The use of virtualization is becoming widespread. Virtualization describes a software abstraction that separates a computer resource and its use from an underlying physical device. Generally, a virtual machine (VM) provides a software execution environment and may have a virtual processor, virtual system memory, virtual storage, and various virtual devices. Virtual machines have the ability to accomplish tasks independently of particular hardware implementations or configurations.
Virtualization permits multiplexing of an underlying host computer between different virtual machines. The host computer allocates a certain amount of its resources to each of the virtual machines. Each virtual machine is then able to use the allocated resources to execute applications, including operating systems (referred to as guest operating systems (OS)). The software layer providing the virtualization is commonly referred to as a hypervisor and is also known as a virtual machine monitor (VMM), a kernel-based hypervisor, or a host operating system. The hypervisor emulates the underlying hardware of the host computer, making the use of the virtual machine transparent to the guest operating system and the user of the computer.
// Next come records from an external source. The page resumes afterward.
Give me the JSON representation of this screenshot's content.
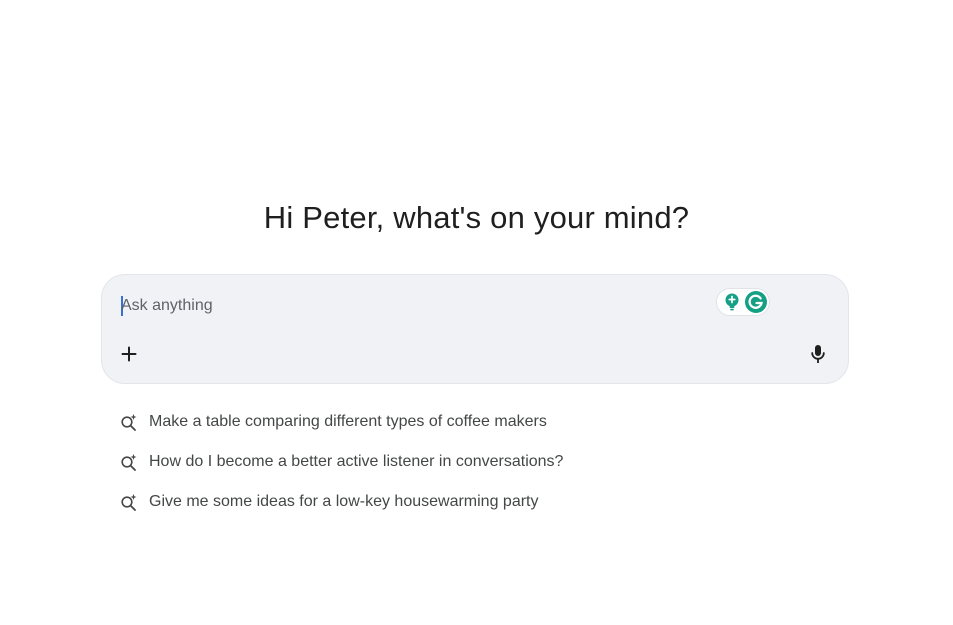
{
  "greeting": "Hi Peter, what's on your mind?",
  "composer": {
    "placeholder": "Ask anything",
    "value": "",
    "add_icon": "plus-icon",
    "mic_icon": "microphone-icon",
    "extension_icons": [
      "grammarly-bulb-icon",
      "grammarly-logo-icon"
    ]
  },
  "suggestions": [
    {
      "icon": "spark-search-icon",
      "text": "Make a table comparing different types of coffee makers"
    },
    {
      "icon": "spark-search-icon",
      "text": "How do I become a better active listener in conversations?"
    },
    {
      "icon": "spark-search-icon",
      "text": "Give me some ideas for a low-key housewarming party"
    }
  ],
  "colors": {
    "composer_bg": "#f0f2f6",
    "text": "#1f1f1f",
    "suggestion_text": "#444746",
    "caret": "#3b6fd8",
    "grammarly_green": "#15a085"
  }
}
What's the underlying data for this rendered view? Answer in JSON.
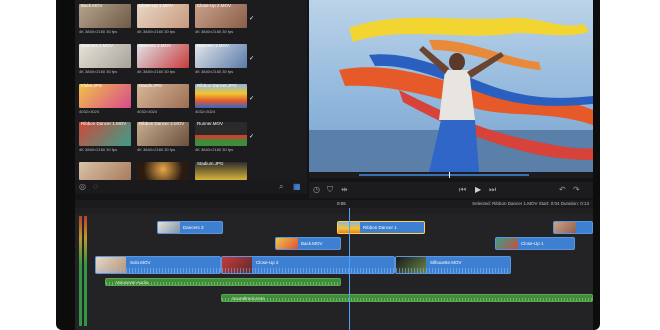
{
  "media": {
    "tiles": [
      {
        "name": "Back.MOV",
        "meta": "4K 3840×2160  30 fps",
        "dur": "",
        "checked": true
      },
      {
        "name": "Close-Up 1.MOV",
        "meta": "4K 3840×2160  30 fps",
        "dur": "",
        "checked": true
      },
      {
        "name": "Close-Up 2.MOV",
        "meta": "4K 3840×2160  30 fps",
        "dur": "",
        "checked": true
      },
      {
        "name": "Dancers 1.MOV",
        "meta": "4K 3840×2160  30 fps",
        "dur": "",
        "checked": true
      },
      {
        "name": "Dancers 2.MOV",
        "meta": "4K 3840×2160  30 fps",
        "dur": "",
        "checked": true
      },
      {
        "name": "Dancers 3.MOV",
        "meta": "4K 3840×2160  30 fps",
        "dur": "",
        "checked": true
      },
      {
        "name": "Fluke.JPG",
        "meta": "4032×3024",
        "dur": "",
        "checked": false
      },
      {
        "name": "Hands.JPG",
        "meta": "4032×3024",
        "dur": "",
        "checked": false
      },
      {
        "name": "Ribbon Dancer.JPG",
        "meta": "4032×3024",
        "dur": "",
        "checked": false
      },
      {
        "name": "Ribbon Dancer 1.MOV",
        "meta": "4K 3840×2160  30 fps",
        "dur": "",
        "checked": true
      },
      {
        "name": "Ribbon Dancer 2.MOV",
        "meta": "4K 3840×2160  30 fps",
        "dur": "",
        "checked": true
      },
      {
        "name": "Runner.MOV",
        "meta": "4K 3840×2160  30 fps",
        "dur": "",
        "checked": true
      },
      {
        "name": "",
        "meta": "",
        "dur": "",
        "checked": false
      },
      {
        "name": "",
        "meta": "",
        "dur": "",
        "checked": false
      },
      {
        "name": "Stadium.JPG",
        "meta": "",
        "dur": "",
        "checked": false
      }
    ]
  },
  "timeline": {
    "timecode": "0:06",
    "selection_info": "Selected: Ribbon Dancer 1.MOV  Start: 0:04  Duration: 0:13",
    "clips_row1": [
      {
        "label": "Dancers 3"
      },
      {
        "label": "Ribbon Dancer 1"
      }
    ],
    "clips_row2": [
      {
        "label": "Back.MOV"
      },
      {
        "label": "Close-Up 1"
      }
    ],
    "clips_row3": [
      {
        "label": "Solo.MOV"
      },
      {
        "label": "Close-Up 2"
      },
      {
        "label": "Silhouette.MOV"
      }
    ],
    "audio1": {
      "label": "Voiceover Audio"
    },
    "audio2": {
      "label": "Soundtrack.m4a"
    }
  },
  "colors": {
    "accent": "#4ea1ff",
    "video_clip": "#3d7fd1",
    "audio_clip": "#3f8c3a",
    "selection": "#ffd24a"
  }
}
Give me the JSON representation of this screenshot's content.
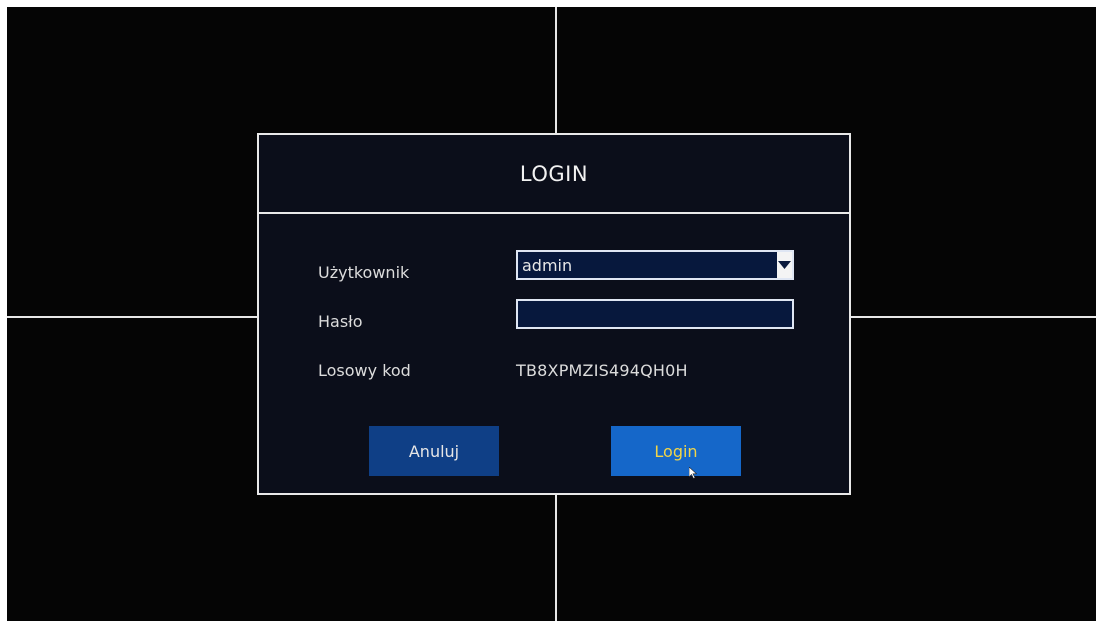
{
  "dialog": {
    "title": "LOGIN",
    "user_label": "Użytkownik",
    "user_value": "admin",
    "password_label": "Hasło",
    "password_value": "",
    "code_label": "Losowy kod",
    "code_value": "TB8XPMZIS494QH0H",
    "cancel_label": "Anuluj",
    "login_label": "Login"
  },
  "icons": {
    "dropdown": "chevron-down-icon",
    "cursor": "mouse-cursor-icon"
  },
  "colors": {
    "screen_bg": "#050505",
    "dialog_bg": "#0b0e1a",
    "field_bg": "#07183d",
    "cancel_button": "#0f3f86",
    "login_button": "#1567c9",
    "login_text": "#f2d548"
  }
}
Virtual machines may be migrated between a source host computing platform (“the source host”) and a destination host computing platform (“the destination host”) connected over a network, which may be a local-area network or a wide area-network that may include the Internet. Migration permits a clean separation between hardware and software, thereby improving facilities fault management, load balancing, and low-level system maintenance.
A brute force method of migrating virtual machines between a source host and a destination host over a network is to suspend the source virtual machine, copy its state to the destination host, boot the copied virtual machine on the destination host, and remove the source virtual machine. This approach has been shown to be impractical because of the large amount of down time users may experience. A more desirable approach is to permit a running source virtual machine to continue to run during the migration process, a technique known as live migration. Live migration permits an administrator to move a running virtual machine between different physical machines without disconnecting a running client or application program. For a successful live migration, memory, storage, and network connectivity of the virtual machine needs to be migrated from the source host to the destination host.
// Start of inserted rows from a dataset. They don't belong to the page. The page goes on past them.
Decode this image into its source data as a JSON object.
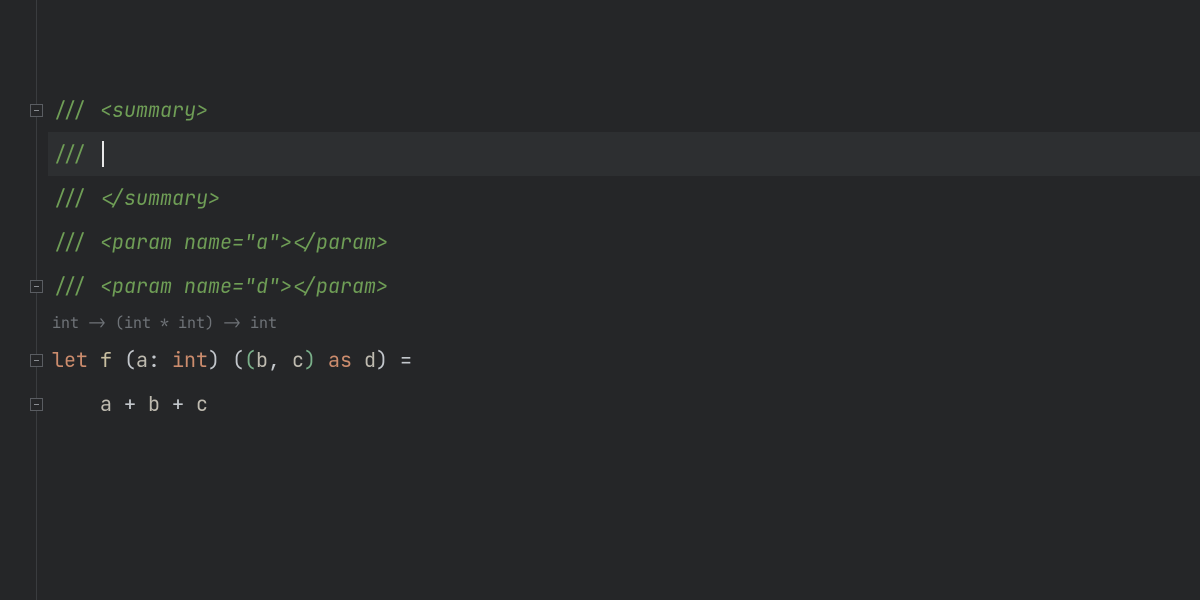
{
  "editor": {
    "top_padding_lines": 2,
    "lines": [
      {
        "tokens": [
          {
            "t": "/// ",
            "cls": "c-slash"
          },
          {
            "t": "<",
            "cls": "c-doctag"
          },
          {
            "t": "summary",
            "cls": "c-doctag"
          },
          {
            "t": ">",
            "cls": "c-doctag"
          }
        ],
        "fold": true
      },
      {
        "tokens": [
          {
            "t": "/// ",
            "cls": "c-slash"
          }
        ],
        "active": true,
        "cursor_after": true
      },
      {
        "tokens": [
          {
            "t": "/// ",
            "cls": "c-slash"
          },
          {
            "t": "</",
            "cls": "c-doctag"
          },
          {
            "t": "summary",
            "cls": "c-doctag"
          },
          {
            "t": ">",
            "cls": "c-doctag"
          }
        ]
      },
      {
        "tokens": [
          {
            "t": "/// ",
            "cls": "c-slash"
          },
          {
            "t": "<",
            "cls": "c-doctag"
          },
          {
            "t": "param",
            "cls": "c-doctag"
          },
          {
            "t": " ",
            "cls": "c-doctag"
          },
          {
            "t": "name",
            "cls": "c-attr"
          },
          {
            "t": "=",
            "cls": "c-doctag"
          },
          {
            "t": "\"a\"",
            "cls": "c-str"
          },
          {
            "t": ">",
            "cls": "c-doctag"
          },
          {
            "t": "</",
            "cls": "c-doctag"
          },
          {
            "t": "param",
            "cls": "c-doctag"
          },
          {
            "t": ">",
            "cls": "c-doctag"
          }
        ]
      },
      {
        "tokens": [
          {
            "t": "/// ",
            "cls": "c-slash"
          },
          {
            "t": "<",
            "cls": "c-doctag"
          },
          {
            "t": "param",
            "cls": "c-doctag"
          },
          {
            "t": " ",
            "cls": "c-doctag"
          },
          {
            "t": "name",
            "cls": "c-attr"
          },
          {
            "t": "=",
            "cls": "c-doctag"
          },
          {
            "t": "\"d\"",
            "cls": "c-str"
          },
          {
            "t": ">",
            "cls": "c-doctag"
          },
          {
            "t": "</",
            "cls": "c-doctag"
          },
          {
            "t": "param",
            "cls": "c-doctag"
          },
          {
            "t": ">",
            "cls": "c-doctag"
          }
        ],
        "fold": true
      },
      {
        "hint": "int -> (int * int) -> int"
      },
      {
        "tokens": [
          {
            "t": "let",
            "cls": "c-keyword"
          },
          {
            "t": " ",
            "cls": ""
          },
          {
            "t": "f",
            "cls": "c-func"
          },
          {
            "t": " ",
            "cls": ""
          },
          {
            "t": "(",
            "cls": "c-paren1"
          },
          {
            "t": "a",
            "cls": "c-ident"
          },
          {
            "t": ":",
            "cls": "c-punc"
          },
          {
            "t": " ",
            "cls": ""
          },
          {
            "t": "int",
            "cls": "c-type"
          },
          {
            "t": ")",
            "cls": "c-paren1"
          },
          {
            "t": " ",
            "cls": ""
          },
          {
            "t": "(",
            "cls": "c-paren1"
          },
          {
            "t": "(",
            "cls": "c-paren2"
          },
          {
            "t": "b",
            "cls": "c-ident"
          },
          {
            "t": ",",
            "cls": "c-punc"
          },
          {
            "t": " ",
            "cls": ""
          },
          {
            "t": "c",
            "cls": "c-ident"
          },
          {
            "t": ")",
            "cls": "c-paren2"
          },
          {
            "t": " ",
            "cls": ""
          },
          {
            "t": "as",
            "cls": "c-keyword"
          },
          {
            "t": " ",
            "cls": ""
          },
          {
            "t": "d",
            "cls": "c-ident"
          },
          {
            "t": ")",
            "cls": "c-paren1"
          },
          {
            "t": " ",
            "cls": ""
          },
          {
            "t": "=",
            "cls": "c-op"
          }
        ],
        "fold": true
      },
      {
        "tokens": [
          {
            "t": "    ",
            "cls": ""
          },
          {
            "t": "a",
            "cls": "c-ident"
          },
          {
            "t": " ",
            "cls": ""
          },
          {
            "t": "+",
            "cls": "c-op"
          },
          {
            "t": " ",
            "cls": ""
          },
          {
            "t": "b",
            "cls": "c-ident"
          },
          {
            "t": " ",
            "cls": ""
          },
          {
            "t": "+",
            "cls": "c-op"
          },
          {
            "t": " ",
            "cls": ""
          },
          {
            "t": "c",
            "cls": "c-ident"
          }
        ],
        "fold": true
      }
    ]
  }
}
Related art methods of performing live migration of virtual machines between hosts generally include a pre-copy memory migration stage having a warm-up phase and a stop-and-copy-phase followed by a post-copy memory migration stage. In the pre-copy warm-up phase, a hypervisor copies all of the memory pages associated with the source virtual machine on the source host to the destination host while the source virtual machine is still running on the source host. If some memory pages change during the memory copy process, known as dirty pages, the dirty pages may be re-copied until the rate of re-copied pages is more than or equal to the page dirtying rate.
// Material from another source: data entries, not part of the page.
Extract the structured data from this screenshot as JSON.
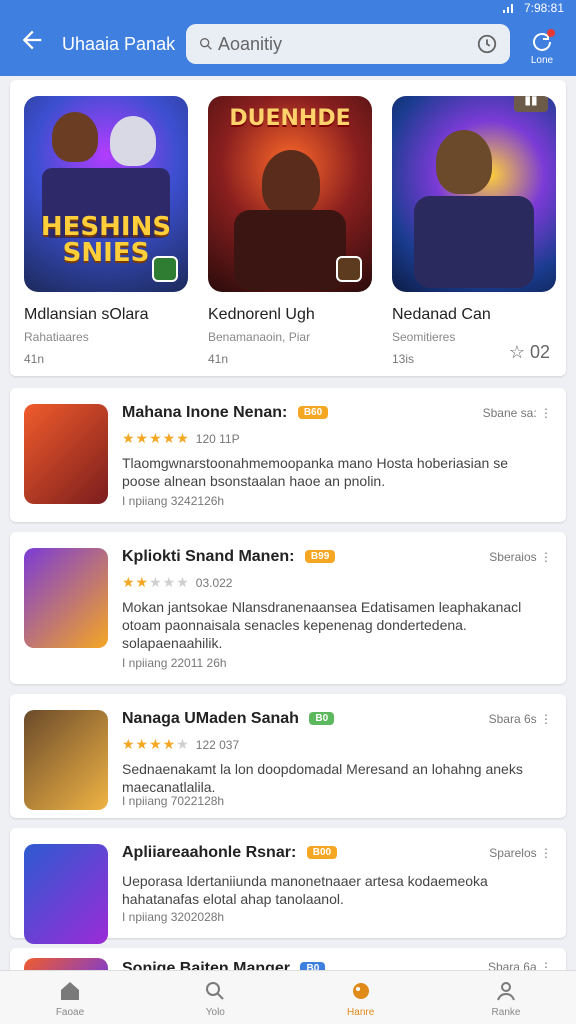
{
  "status": {
    "time": "7:98:81"
  },
  "app": {
    "title": "Uhaaia Panak",
    "search_text": "Aoanitiy",
    "done_label": "Lone"
  },
  "featured": [
    {
      "name": "Mdlansian sOlara",
      "sub": "Rahatiaares",
      "meta": "41n",
      "thumb_title": "HESHINS SNIES"
    },
    {
      "name": "Kednorenl Ugh",
      "sub": "Benamanaoin, Piar",
      "meta": "41n",
      "thumb_title": "DUENHDE"
    },
    {
      "name": "Nedanad Can",
      "sub": "Seomitieres",
      "meta": "13is",
      "extra": "02"
    }
  ],
  "list": [
    {
      "title": "Mahana Inone Nenan:",
      "badge": "B60",
      "right": "Sbane sa:",
      "rating_text": "120 11P",
      "stars": 5,
      "desc": "Tlaomgwnarstoonahmemoopanka mano Hosta hoberiasian se poose alnean bsonstaalan haoe an pnolin.",
      "foot": "I npiiang 3242126h"
    },
    {
      "title": "Kpliokti Snand Manen:",
      "badge": "B99",
      "right": "Sberaios",
      "rating_text": "03.022",
      "stars": 2,
      "desc": "Mokan jantsokae Nlansdranenaansea Edatisamen leaphakanacl otoam paonnaisala senacles kepenenag dondertedena. solapaenaahilik.",
      "foot": "I npiiang 22011 26h"
    },
    {
      "title": "Nanaga UMaden Sanah",
      "badge": "B0",
      "right": "Sbara 6s",
      "rating_text": "122 037",
      "stars": 4,
      "desc": "Sednaenakamt la lon doopdomadal Meresand an lohahng aneks maecanatlalila.",
      "foot": "I npiiang 7022128h"
    },
    {
      "title": "Apliiareaahonle Rsnar:",
      "badge": "B00",
      "right": "Sparelos",
      "rating_text": "",
      "stars": 0,
      "desc": "Ueporasa ldertaniiunda manonetnaaer artesa kodaemeoka hahatanafas elotal ahap tanolaanol.",
      "foot": "I npiiang 3202028h"
    },
    {
      "title": "Sonige Baiten Manger",
      "badge": "B0",
      "right": "Sbara 6a",
      "rating_text": "",
      "stars": 0,
      "desc": "",
      "foot": ""
    }
  ],
  "bottomnav": [
    {
      "label": "Faoae"
    },
    {
      "label": "Yolo"
    },
    {
      "label": "Hanre"
    },
    {
      "label": "Ranke"
    }
  ],
  "colors": {
    "accent": "#3f7fe0",
    "active_nav": "#e08a19"
  }
}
During the stop-and-copy phase, the source virtual machine is stopped, the remaining dirty pages are copied to the destination host, and the virtual machine is resumed on the destination host. The time between stopping the virtual machine on the source host and resuming the virtual machine on the destination host is known as “down-time”. Unfortunately, a down-time of a live migration employing conventional techniques may be as long as seconds and is approximately proportional to the size of memory and applications running on the source virtual machine.
In the post-copy memory migration stage, the source virtual machine is suspended at the source host. When the source virtual machine is suspended, a minimal execution state of the source virtual machine (CPU, registers, and non-pageable memory) is transferred to the destination host. The destination virtual machine is then resumed at the destination host, even though the entire memory state of the source virtual machine has not yet been transferred, and still resides at the source host. At the destination host, when the destination virtual machine tries to access pages that have not yet been transferred, it generates page-faults, which are trapped at the destination host and redirected towards the source host over the network. Such faults are referred to as network faults. The source host responds to the network-fault by sending the faulted page. Since each page fault of the running destination virtual machine is redirected towards the source host, it can degrade the applications running inside the destination virtual machine.
Copying pages over a network is inherently unreliable. If a destination host or the network between the source host and the destination host encounters a problem, migration may fail. In such circumstances, it may be necessary to remove the portion of the virtual machine at the destination host and start again with a new destination host.